Merci Burnov pour le partage, c'était très intéressant à lire .
Tu as l'autre partie aussi par hasard ?
Moi aussi, pareil, je dirais que je préfère la magie dure, et je pense aussi que ma scolarité scientifique y est pour quelque chose, ou plutôt que ce quelque chose en moi qui m'a poussé vers les sciences y est pour quelque chose quoi :D
Mais c'est juste une inclination que j'ai, et cette inclinaison ne suffit pas à ce que je cède toujours à l'envie de magie dure. Disons que j'arrive à penser plus facilement à des systèmes de magie dure (mais y penser plus facilement, est-ce une preuve de qualité ?), par exemple le temps qu'il me faudra pour avoir trois bonnes idées de magie dure est le même que pour une idée de magie douce, mais c'est lié, je pense, à mes habitudes... Pour être honnête, je me dis parfois que la magie douce est la meilleure (Seigneur des Anneaux magie douce ; Harry Potter aussi, enfin hybride d'après l'essai), que vouloir créer des règles à tout va et des explications de magie c'est empoisonner un peu la beauté brute de la magie douce ; mais je sais pas, tout dépend de comment l'auteur gère ce process (moi par exemple, je n'ai pas toujours une attitude très saine par rapport à la création de règles et d'univers, mon avidité intellectuelle peut me jouer des tours, me rendre confus ou bien encore me faire miroitier des trucs alléchants pour un temps mais après ça devient fade).

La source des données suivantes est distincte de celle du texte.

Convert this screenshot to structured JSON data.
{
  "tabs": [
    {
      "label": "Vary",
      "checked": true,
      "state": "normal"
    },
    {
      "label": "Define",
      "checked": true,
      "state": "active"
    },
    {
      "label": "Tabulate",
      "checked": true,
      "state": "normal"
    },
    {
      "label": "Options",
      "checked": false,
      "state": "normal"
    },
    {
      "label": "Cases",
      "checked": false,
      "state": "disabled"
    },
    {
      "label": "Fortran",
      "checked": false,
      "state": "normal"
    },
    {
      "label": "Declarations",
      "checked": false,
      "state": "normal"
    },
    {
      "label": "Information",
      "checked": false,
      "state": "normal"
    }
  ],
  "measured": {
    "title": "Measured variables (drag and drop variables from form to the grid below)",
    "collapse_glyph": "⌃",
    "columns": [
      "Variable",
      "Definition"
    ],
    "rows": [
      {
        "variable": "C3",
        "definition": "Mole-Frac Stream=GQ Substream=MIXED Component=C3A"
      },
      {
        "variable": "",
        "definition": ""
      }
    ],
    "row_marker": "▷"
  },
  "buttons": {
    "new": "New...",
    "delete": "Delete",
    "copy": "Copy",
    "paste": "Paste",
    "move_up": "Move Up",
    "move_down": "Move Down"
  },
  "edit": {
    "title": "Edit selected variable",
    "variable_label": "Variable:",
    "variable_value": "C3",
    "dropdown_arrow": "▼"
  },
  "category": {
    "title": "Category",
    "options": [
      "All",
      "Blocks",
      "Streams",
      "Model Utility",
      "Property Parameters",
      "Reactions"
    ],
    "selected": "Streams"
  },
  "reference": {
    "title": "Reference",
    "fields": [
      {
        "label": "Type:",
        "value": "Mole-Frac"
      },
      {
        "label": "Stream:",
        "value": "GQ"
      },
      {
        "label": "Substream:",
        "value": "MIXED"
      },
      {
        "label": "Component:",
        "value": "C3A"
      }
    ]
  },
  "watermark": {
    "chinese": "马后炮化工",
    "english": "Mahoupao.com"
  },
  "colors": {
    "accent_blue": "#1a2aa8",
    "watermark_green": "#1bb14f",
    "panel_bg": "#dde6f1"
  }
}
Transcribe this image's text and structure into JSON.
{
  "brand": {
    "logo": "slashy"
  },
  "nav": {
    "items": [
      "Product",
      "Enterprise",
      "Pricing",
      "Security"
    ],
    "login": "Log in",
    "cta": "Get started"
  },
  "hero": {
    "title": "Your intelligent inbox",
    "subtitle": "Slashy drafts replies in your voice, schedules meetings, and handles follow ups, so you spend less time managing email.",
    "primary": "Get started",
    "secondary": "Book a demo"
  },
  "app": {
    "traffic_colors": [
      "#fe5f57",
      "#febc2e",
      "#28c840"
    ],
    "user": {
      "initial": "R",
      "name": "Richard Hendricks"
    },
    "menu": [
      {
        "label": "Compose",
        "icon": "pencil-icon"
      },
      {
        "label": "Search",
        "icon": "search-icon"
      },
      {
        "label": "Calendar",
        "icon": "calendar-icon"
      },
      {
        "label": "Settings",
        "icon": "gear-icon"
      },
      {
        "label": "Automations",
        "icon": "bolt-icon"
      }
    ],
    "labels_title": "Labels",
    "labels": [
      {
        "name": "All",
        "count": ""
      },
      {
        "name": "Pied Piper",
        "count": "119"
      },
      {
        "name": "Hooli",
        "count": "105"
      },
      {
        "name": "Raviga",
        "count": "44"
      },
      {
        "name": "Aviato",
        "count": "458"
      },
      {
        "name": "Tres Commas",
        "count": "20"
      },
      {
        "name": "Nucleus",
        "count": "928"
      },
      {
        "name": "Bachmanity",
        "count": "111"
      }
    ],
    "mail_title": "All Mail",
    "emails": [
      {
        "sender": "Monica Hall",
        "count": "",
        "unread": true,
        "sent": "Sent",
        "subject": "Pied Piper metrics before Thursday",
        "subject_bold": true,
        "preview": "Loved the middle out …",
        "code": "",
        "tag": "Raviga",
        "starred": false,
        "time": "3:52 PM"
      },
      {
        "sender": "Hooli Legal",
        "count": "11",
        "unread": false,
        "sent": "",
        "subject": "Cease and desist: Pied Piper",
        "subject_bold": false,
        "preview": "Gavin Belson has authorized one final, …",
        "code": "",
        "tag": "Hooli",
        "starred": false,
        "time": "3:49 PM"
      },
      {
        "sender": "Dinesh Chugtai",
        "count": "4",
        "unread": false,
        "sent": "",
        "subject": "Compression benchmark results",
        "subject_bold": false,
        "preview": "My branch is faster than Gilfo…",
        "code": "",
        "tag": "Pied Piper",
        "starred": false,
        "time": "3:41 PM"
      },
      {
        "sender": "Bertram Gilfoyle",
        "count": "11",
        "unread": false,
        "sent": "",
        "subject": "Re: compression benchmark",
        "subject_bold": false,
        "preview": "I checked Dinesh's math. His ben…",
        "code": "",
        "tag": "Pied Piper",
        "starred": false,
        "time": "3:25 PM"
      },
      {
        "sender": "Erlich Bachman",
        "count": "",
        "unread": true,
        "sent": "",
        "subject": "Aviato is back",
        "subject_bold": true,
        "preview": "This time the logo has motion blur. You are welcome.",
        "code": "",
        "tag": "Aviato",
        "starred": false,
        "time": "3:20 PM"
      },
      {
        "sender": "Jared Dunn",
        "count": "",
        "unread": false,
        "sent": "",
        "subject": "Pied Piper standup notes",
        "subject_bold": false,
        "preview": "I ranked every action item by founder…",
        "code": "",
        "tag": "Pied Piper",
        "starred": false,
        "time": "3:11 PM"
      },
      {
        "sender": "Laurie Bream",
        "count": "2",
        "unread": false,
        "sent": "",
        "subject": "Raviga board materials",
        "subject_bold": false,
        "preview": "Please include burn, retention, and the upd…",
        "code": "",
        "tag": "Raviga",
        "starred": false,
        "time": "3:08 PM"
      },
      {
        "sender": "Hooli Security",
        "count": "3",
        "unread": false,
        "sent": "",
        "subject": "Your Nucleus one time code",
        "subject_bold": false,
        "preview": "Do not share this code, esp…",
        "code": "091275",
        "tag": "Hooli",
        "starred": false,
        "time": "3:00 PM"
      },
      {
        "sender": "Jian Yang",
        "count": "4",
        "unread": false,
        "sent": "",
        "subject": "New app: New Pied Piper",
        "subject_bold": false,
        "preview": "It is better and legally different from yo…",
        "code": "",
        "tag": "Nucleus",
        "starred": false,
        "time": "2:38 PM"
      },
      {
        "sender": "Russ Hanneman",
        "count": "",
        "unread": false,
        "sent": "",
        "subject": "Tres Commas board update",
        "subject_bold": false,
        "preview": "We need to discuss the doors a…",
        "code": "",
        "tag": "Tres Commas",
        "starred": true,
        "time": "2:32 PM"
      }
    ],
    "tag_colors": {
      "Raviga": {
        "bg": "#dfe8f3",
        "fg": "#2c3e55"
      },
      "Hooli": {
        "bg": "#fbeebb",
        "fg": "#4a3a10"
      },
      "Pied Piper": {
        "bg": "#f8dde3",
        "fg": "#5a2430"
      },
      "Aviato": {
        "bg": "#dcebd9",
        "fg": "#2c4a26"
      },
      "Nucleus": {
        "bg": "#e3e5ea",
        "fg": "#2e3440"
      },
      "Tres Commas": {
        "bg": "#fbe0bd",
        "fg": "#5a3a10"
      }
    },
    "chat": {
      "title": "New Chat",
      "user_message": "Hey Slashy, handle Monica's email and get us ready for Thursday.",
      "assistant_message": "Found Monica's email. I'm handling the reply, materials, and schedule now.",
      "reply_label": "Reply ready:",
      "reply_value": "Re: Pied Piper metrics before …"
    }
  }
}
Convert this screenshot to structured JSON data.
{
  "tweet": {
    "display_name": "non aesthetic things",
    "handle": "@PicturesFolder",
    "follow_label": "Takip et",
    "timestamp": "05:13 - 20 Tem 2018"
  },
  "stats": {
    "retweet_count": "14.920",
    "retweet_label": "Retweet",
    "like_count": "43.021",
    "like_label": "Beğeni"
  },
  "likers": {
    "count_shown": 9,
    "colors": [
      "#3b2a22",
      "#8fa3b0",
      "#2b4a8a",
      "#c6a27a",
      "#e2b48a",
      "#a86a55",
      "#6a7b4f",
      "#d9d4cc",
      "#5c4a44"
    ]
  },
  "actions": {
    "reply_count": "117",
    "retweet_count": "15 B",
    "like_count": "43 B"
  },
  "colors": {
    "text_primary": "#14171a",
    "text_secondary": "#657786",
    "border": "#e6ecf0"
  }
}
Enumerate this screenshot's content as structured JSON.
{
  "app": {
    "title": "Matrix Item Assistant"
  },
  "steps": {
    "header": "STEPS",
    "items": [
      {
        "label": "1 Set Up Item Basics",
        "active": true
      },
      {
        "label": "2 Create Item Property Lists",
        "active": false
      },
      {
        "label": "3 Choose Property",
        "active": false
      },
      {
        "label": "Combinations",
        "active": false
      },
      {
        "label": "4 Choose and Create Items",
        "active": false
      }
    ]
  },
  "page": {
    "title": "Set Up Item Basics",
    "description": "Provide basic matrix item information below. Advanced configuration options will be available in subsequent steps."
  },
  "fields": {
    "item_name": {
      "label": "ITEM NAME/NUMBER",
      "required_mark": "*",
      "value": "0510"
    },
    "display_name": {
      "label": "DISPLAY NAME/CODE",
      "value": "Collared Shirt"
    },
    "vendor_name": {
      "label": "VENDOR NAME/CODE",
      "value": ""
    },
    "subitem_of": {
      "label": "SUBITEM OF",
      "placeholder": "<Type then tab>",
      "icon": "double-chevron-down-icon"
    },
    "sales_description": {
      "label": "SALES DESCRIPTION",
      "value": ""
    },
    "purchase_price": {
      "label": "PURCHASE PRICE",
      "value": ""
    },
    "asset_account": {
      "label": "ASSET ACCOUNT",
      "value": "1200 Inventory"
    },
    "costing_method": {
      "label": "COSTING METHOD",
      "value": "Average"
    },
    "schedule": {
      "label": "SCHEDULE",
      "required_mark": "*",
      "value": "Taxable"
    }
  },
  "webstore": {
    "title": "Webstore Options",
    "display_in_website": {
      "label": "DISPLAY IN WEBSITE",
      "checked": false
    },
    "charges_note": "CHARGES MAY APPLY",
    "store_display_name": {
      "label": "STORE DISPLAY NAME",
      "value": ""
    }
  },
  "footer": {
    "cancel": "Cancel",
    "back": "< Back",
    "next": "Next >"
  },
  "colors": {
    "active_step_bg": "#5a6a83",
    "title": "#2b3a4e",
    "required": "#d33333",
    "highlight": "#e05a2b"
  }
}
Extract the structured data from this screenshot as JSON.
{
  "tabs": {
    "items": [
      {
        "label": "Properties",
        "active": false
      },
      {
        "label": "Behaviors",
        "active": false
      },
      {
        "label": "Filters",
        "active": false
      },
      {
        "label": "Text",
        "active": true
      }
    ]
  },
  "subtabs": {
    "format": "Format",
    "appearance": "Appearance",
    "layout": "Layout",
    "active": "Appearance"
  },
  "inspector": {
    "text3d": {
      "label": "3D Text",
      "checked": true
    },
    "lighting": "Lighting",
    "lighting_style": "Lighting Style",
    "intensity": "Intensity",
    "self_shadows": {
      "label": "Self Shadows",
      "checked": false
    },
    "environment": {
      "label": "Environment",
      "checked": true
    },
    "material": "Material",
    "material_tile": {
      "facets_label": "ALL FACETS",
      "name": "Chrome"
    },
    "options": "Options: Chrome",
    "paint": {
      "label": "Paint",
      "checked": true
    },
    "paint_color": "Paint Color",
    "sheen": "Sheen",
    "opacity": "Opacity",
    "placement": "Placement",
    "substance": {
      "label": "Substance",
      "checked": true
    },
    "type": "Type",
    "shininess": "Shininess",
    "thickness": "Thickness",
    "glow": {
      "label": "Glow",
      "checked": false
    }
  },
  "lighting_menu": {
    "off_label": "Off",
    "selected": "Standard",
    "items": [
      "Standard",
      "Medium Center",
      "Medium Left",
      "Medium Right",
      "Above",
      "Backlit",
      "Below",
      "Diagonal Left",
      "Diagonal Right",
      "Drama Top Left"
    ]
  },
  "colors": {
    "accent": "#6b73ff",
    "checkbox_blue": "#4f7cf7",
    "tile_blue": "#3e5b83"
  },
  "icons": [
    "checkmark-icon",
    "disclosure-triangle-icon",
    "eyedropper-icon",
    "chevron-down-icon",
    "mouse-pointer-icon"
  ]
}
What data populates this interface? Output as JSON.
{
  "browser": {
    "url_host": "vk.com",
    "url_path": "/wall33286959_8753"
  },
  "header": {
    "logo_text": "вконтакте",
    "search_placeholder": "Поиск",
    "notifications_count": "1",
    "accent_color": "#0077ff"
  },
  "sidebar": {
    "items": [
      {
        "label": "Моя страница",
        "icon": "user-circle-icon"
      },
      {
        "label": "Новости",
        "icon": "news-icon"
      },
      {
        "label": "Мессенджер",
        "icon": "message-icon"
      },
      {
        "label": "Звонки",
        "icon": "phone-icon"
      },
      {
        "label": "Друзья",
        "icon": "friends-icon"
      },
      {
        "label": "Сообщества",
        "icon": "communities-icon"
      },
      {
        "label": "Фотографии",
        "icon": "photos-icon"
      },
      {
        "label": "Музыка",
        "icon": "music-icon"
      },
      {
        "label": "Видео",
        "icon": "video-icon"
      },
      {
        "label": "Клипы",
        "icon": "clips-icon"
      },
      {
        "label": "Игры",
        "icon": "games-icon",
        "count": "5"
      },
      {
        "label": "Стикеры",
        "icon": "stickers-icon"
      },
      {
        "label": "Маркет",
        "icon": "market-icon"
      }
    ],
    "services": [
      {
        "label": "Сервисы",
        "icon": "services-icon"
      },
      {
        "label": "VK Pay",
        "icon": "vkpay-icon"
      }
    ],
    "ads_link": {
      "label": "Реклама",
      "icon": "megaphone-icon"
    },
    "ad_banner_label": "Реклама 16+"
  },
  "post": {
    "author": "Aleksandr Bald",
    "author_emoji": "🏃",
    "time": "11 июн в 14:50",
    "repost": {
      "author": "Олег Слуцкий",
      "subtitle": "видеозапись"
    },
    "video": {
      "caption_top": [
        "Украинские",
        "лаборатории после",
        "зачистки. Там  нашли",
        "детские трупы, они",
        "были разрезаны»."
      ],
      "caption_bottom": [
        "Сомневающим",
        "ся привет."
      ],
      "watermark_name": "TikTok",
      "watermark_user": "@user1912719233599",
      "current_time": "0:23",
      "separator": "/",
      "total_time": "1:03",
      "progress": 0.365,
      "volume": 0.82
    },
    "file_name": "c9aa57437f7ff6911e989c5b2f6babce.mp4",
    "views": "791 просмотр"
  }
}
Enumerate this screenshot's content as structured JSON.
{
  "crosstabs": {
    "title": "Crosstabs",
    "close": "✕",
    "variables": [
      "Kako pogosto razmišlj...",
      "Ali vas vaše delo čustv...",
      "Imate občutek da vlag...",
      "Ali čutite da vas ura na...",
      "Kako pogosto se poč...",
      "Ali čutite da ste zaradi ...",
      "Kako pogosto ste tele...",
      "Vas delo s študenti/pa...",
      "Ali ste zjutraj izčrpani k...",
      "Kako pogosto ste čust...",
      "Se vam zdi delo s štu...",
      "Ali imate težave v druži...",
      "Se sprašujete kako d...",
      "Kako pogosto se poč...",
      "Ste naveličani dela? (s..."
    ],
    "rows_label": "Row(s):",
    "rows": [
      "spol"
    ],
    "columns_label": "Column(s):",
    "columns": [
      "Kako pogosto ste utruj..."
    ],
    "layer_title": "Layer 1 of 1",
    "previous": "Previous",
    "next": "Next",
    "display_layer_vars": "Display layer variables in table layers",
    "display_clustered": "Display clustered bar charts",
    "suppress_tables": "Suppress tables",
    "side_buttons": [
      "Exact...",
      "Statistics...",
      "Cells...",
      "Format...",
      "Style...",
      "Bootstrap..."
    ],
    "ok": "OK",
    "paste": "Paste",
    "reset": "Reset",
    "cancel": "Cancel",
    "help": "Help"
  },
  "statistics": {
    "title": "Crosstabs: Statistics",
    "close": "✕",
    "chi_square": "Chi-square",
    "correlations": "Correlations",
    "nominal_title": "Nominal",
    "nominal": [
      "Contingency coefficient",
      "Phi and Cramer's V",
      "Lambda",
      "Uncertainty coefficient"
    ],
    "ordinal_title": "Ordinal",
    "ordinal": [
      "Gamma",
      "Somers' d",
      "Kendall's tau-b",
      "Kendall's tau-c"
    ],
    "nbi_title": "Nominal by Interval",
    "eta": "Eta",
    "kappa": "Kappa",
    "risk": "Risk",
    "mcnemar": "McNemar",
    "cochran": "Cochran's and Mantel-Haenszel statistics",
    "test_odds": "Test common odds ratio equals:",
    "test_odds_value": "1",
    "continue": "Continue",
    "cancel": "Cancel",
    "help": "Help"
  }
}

Je me dis aussi que peut-être, le potentiel d'une magie dure se trouve déjà dans une magie douce et vice-versa, un petit point de yin dans le yang et un petit point de yang dans le yin, etc. Et que réussir à créer une bonne histoire ça doit être une question de dosage, un dosage qui n'est jamais le même pour deux auteurs et deux textes, donc qu'il n'y a pas vraiment de règle fixe pour ça, et que le vrai secret d'une bonne histoire finalement se trouve toujours autre part.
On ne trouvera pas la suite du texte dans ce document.